Un comportamiento extremista e infantil con poder sólo puede terminar mal, muy mal para los que sean afectados y para el mismo protagonista que carece de la madurez necesaria para aceptar el fracaso y mucho menos para repensar su comportamiento o lo que le es posible de hacer.
Ese parece ser el inconveniente más importante de nuestro Presidente, que sólo considera los aspectos macroeconómicos de su particular visión “anarco-capitalista”, considerando al Estado “una conspiración mafiosa”, guiado por “las fuerzas del cielo” y descalificando a todos los legisladores, gobernadores, organizaciones sociales, sindicatos, y demás componentes de la sociedad argentina.
Es visible además su desconexión social, desde sus antiguos amigos –Giacomini, López Murphy, Rodríguez- que en algún momento lo han contradicho, mientras que sus actuales allegados son aquellos que lo han consentido en su principal obsesión –déficit cero- aun cuando habían sido descalificados por él mismo durante la campaña –Caputo, Bullrich o Macri-.
No resulta extraño entonces que no haya viajado al interior luego de su asunción, ni participado de reuniones públicas –salvo desde el balcón de la Rosada o de espaldas al Congreso en ese primer día- y se refugie por horas todos los días en las redes sociales, especialmente en X (ex Twitter), en donde se regodea de los halagos de sus partidarios y ataca a quienes lo contradicen.
Más allá de esas evidencias, los que están fuera de su entorno íntimo –Karina, Posse y Santiago Caputo- pero desde el poder pretenden influir en él, rodearlo, limitarlo o incidir en su gobierno, han optado por coincidir con él en algunos aspectos (como, inclusive, la ex presidenta Cristina Fernández); darle la razón en un “cambio” o en el discurso del “déficit cero” (como Macri, Caputo o Sturzenegger); o en el relato ortodoxo del “libre mercado” (como las asociaciones AEA, o UIA) aun cuando tomen decisiones que contradigan muchos de los aspectos de su doctrina “anarco-capitalista”, y sólo respondan a sus intereses individuales, políticos o empresarios.
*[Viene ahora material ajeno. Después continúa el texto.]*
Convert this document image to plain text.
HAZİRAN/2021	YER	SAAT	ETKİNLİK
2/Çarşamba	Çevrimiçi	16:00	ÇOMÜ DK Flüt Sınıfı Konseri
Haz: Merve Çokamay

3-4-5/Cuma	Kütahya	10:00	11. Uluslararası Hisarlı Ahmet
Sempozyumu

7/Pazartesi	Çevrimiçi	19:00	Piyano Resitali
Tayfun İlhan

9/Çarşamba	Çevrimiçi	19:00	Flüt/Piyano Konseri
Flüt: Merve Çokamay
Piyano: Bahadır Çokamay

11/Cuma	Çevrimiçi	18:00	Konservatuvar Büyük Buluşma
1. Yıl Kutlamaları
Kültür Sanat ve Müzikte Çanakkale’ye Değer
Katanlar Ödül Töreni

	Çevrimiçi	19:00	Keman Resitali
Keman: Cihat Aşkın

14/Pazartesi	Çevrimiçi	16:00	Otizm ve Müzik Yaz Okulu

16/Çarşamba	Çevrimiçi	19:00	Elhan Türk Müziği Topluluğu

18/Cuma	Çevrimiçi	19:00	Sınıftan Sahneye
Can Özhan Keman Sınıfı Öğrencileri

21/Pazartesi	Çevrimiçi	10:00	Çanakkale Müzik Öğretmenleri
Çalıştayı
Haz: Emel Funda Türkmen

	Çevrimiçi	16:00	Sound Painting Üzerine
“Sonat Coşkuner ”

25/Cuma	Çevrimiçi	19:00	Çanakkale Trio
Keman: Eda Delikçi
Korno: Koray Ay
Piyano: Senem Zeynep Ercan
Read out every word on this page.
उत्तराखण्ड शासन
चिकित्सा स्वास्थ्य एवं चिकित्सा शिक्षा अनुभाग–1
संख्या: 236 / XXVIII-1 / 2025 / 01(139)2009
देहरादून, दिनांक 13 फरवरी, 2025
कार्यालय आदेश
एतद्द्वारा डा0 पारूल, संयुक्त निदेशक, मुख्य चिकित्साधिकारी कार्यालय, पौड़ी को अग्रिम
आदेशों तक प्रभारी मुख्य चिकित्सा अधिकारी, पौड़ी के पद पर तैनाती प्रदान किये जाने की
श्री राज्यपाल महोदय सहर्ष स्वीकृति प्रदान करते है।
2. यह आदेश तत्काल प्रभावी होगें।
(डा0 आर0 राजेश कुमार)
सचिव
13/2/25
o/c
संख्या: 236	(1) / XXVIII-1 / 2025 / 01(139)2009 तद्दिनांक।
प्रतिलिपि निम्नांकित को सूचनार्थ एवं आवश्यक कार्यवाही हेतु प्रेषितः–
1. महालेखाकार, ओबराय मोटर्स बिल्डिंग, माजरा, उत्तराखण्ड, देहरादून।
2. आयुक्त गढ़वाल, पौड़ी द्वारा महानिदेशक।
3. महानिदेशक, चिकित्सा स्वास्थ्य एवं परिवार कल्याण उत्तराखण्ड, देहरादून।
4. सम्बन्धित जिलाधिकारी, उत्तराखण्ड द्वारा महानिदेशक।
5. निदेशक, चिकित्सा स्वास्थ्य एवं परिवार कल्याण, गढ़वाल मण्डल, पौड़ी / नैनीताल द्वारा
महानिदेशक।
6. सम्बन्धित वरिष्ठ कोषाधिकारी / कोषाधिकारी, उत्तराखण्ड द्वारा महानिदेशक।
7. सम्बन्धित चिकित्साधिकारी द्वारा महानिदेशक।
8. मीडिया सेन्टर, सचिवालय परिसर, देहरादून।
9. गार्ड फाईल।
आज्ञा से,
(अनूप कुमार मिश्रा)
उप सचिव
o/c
Mientras tanto, las organizaciones públicas y privadas que están siendo atacadas no tienen más alternativas que recurrir al Poder Legislativo, y al Poder Judicial, a la movilización y todas las medidas de acción directa, mientras deben recuperar o aumentar su relación con los sectores más castigados por las decisiones gubernamentales, cerrando filas y resistiendo.
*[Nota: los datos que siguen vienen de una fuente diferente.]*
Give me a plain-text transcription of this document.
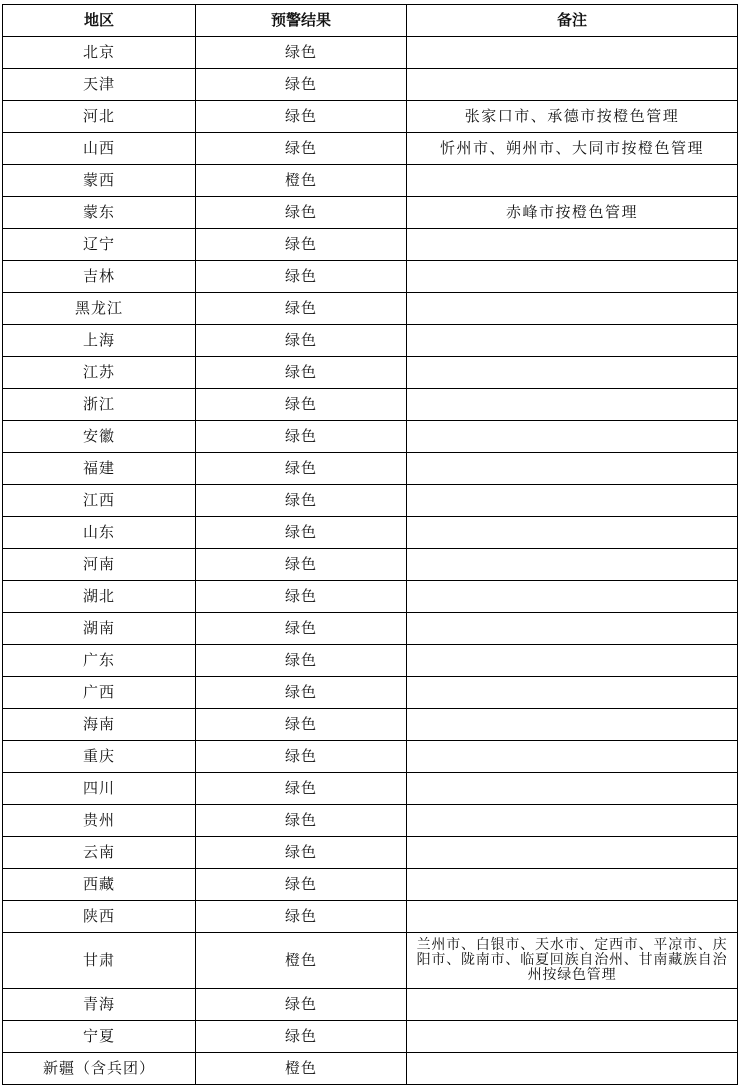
地区	预警结果	备注
北京	绿色	
天津	绿色	
河北	绿色	张家口市、承德市按橙色管理
山西	绿色	忻州市、朔州市、大同市按橙色管理
蒙西	橙色	
蒙东	绿色	赤峰市按橙色管理
辽宁	绿色	
吉林	绿色	
黑龙江	绿色	
上海	绿色	
江苏	绿色	
浙江	绿色	
安徽	绿色	
福建	绿色	
江西	绿色	
山东	绿色	
河南	绿色	
湖北	绿色	
湖南	绿色	
广东	绿色	
广西	绿色	
海南	绿色	
重庆	绿色	
四川	绿色	
贵州	绿色	
云南	绿色	
西藏	绿色	
陕西	绿色	
甘肃	橙色	兰州市、白银市、天水市、定西市、平凉市、庆阳市、陇南市、临夏回族自治州、甘南藏族自治州按绿色管理
青海	绿色	
宁夏	绿色	
新疆（含兵团）	橙色	
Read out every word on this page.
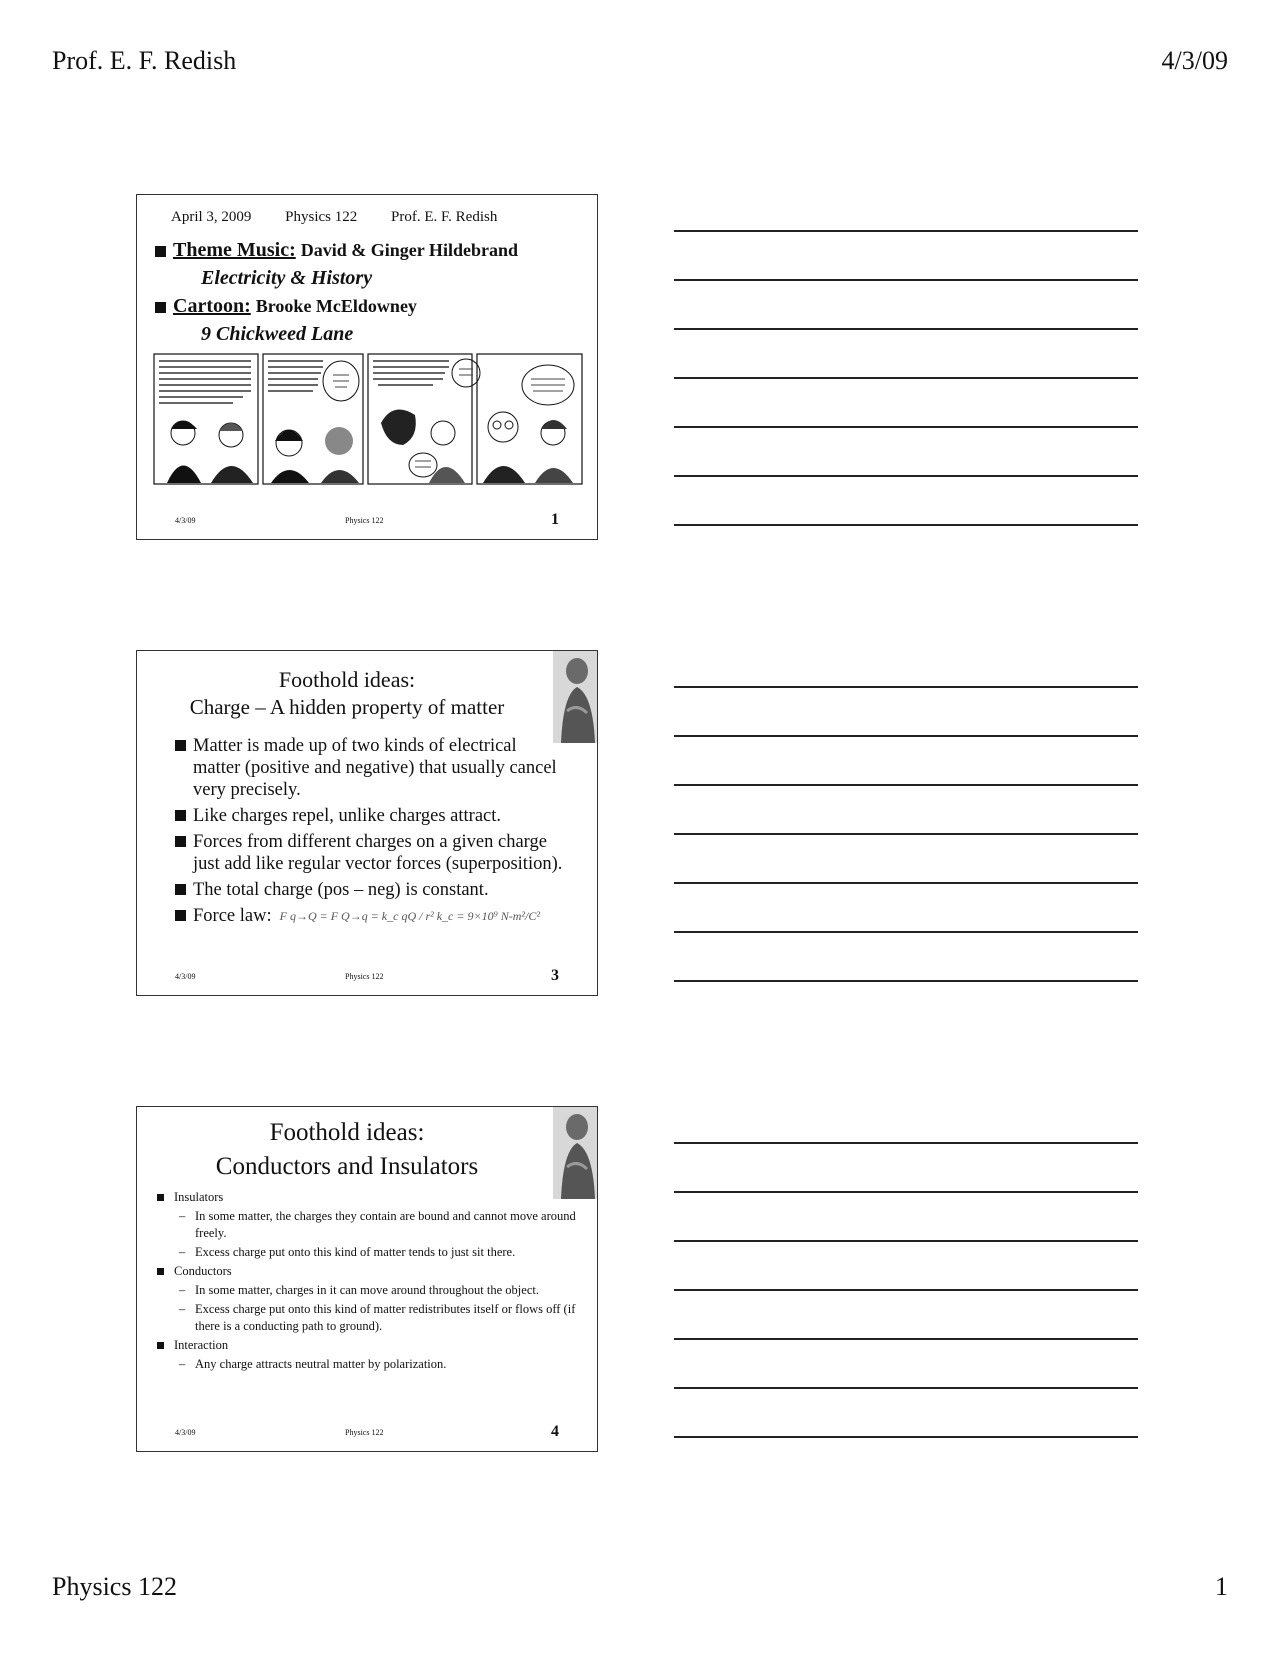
Prof. E. F. Redish	4/3/09
Physics 122	1
April 3, 2009 Physics 122 Prof. E. F. Redish
Theme Music: David & Ginger Hildebrand
Electricity & History
Cartoon: Brooke McEldowney
9 Chickweed Lane
4/3/09	Physics 122	1
Foothold ideas:
Charge – A hidden property of matter
Matter is made up of two kinds of electrical matter (positive and negative) that usually cancel very precisely.
Like charges repel, unlike charges attract.
Forces from different charges on a given charge just add like regular vector forces (superposition).
The total charge (pos – neg) is constant.
Force law: F q→Q = F Q→q = k_c qQ / r² k_c = 9×10⁹ N-m²/C²
4/3/09	Physics 122	3
Foothold ideas:
Conductors and Insulators
Insulators
– In some matter, the charges they contain are bound and cannot move around freely.
– Excess charge put onto this kind of matter tends to just sit there.
Conductors
– In some matter, charges in it can move around throughout the object.
– Excess charge put onto this kind of matter redistributes itself or flows off (if there is a conducting path to ground).
Interaction
– Any charge attracts neutral matter by polarization.
4/3/09	Physics 122	4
Desde el llano, los ciudadanos, consumidores, trabajadores activos o jubilados, formales o informales, pequeños o medianos empresarios, deben también aumentar en lo posible la cooperación con sus pares, clientes, vecinos –en especial los más vulnerados- y proveedores, procurando sobrevivir con ellos, sin recurrir al “sálvese quien pueda” (que empeoraría las cosas).
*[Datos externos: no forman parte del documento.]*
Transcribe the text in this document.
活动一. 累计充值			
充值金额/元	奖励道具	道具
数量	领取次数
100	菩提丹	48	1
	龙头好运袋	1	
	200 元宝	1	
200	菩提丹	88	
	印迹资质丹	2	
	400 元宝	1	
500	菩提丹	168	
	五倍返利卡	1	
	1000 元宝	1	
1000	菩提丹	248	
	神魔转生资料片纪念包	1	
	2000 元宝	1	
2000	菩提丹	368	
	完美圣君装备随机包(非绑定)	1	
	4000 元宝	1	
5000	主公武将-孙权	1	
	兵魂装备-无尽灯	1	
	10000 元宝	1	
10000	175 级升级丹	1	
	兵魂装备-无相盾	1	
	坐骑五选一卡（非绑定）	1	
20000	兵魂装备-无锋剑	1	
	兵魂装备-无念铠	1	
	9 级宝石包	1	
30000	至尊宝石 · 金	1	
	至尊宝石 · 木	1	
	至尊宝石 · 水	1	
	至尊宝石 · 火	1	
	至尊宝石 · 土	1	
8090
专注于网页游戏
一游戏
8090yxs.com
Para resolver los conflictos preexistentes es necesario el análisis crítico, que valore distintos aspectos negativos y positivos de las relaciones, y los pondere adhiriendo a los principios de la cooperación, que debiéramos reconocer como exitosos y nos permitan afrontar con realismo una empresa común que impida “el descarte” de partes de la sociedad.
Es evidente que algunos aspectos no serán compartidos por todos, o no serán valorados por igual por los distintos actores, pero también lo es que aquellos en los que está en juego la supervivencia no debieran descartarse, so pena de convertirnos, cuanto menos, en verdugos pasivos de algunos de los demás.
No caben entonces aquellas frases que a lo largo de las últimas décadas caracterizaron a amplios sectores de la población, que rezaban “yo, argentino” en los 60, que significaba que no se involucraban; o “algo habrá hecho” en los 70, mientras la represión recrudecía; “a mí no me va a pasar” en los 80, que mágicamente creía en la invulnerabilidad personal; “ese no es mi problema” en los 90, cuando el individualismo florecía y nos llevó puestos a casi todos; “estos son mis derechos” de principios de siglo, sin considerar las responsabilidades; o “yo deseo” de la década pasada, que muestran una tendencia a la ausencia de compromiso con los demás.